26.07.2016 – Coesfeld (eigener Bericht). Gegen 4.20 Uhr geriet in der Nacht in einer Lagerhalle einer Recyclingfirma ein größerer Haufen Plastik und Kunststoff in Brand. Hierbei handelt es sich um Abfälle, die üblicherweise in der gelben Tonne landen (DSD/Duales System Deutschland. Laut Kreisbrandmeister Christoph Nolte brannten rund 150 bis 200 Kubikmeter dieses Materials, wodurch sich sehr hohe Temperaturen entwickelt haben. „Es handelt sich um ein Feuer mit erheblicher Zerstörungsrate“, so Nolte.

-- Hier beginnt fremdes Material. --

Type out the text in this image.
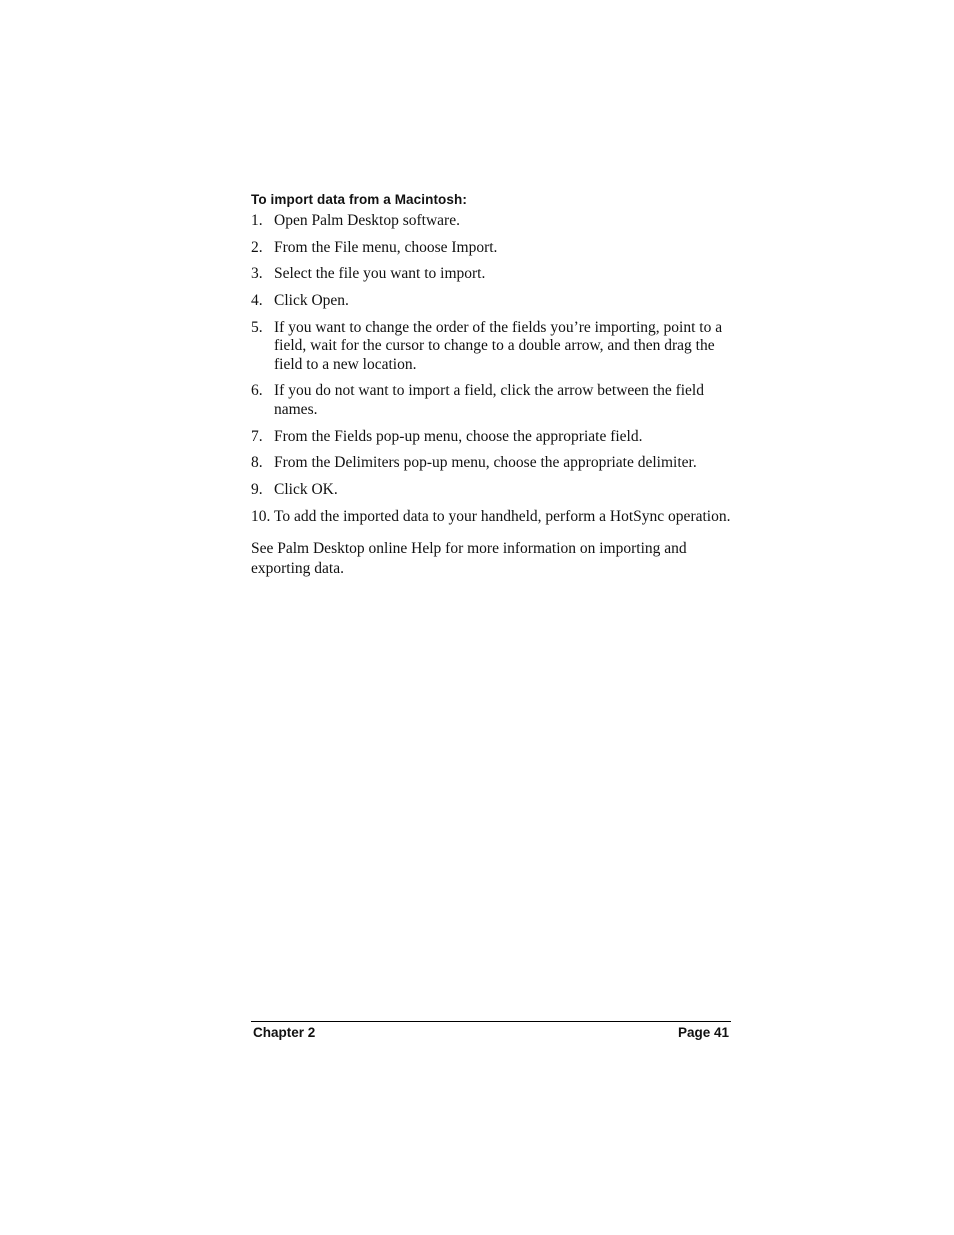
To import data from a Macintosh:
1. Open Palm Desktop software.
2. From the File menu, choose Import.
3. Select the file you want to import.
4. Click Open.
5. If you want to change the order of the fields you’re importing, point to a field, wait for the cursor to change to a double arrow, and then drag the field to a new location.
6. If you do not want to import a field, click the arrow between the field names.
7. From the Fields pop-up menu, choose the appropriate field.
8. From the Delimiters pop-up menu, choose the appropriate delimiter.
9. Click OK.
10. To add the imported data to your handheld, perform a HotSync operation.

See Palm Desktop online Help for more information on importing and exporting data.

Chapter 2	Page 41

Die automatische Brandmeldeanlage hatte rechtzeitig Alarm gegeben. Gleichwohl waren aufgrund der Hitzeentwicklung die großen elektrisch betriebenen Tore der Halle nicht mehr zu öffnen, so dass sie mit Hilfe eines Radladers eingerissen werden mussten. Die Feuerwehr Coesfeld rückte mit vier Löschzügen und rund 80 Einsatzkräften an. Zur Messung der Schadstoffe in der Luft wurde auch der ABC-Zug des Kreises Coesfeld alarmiert. „Eine Gefahr für die Bevölkerung besteht allerdings nicht. Das können wir gesichert sagen“, so Kreisbrandmeister Christoph Nolte.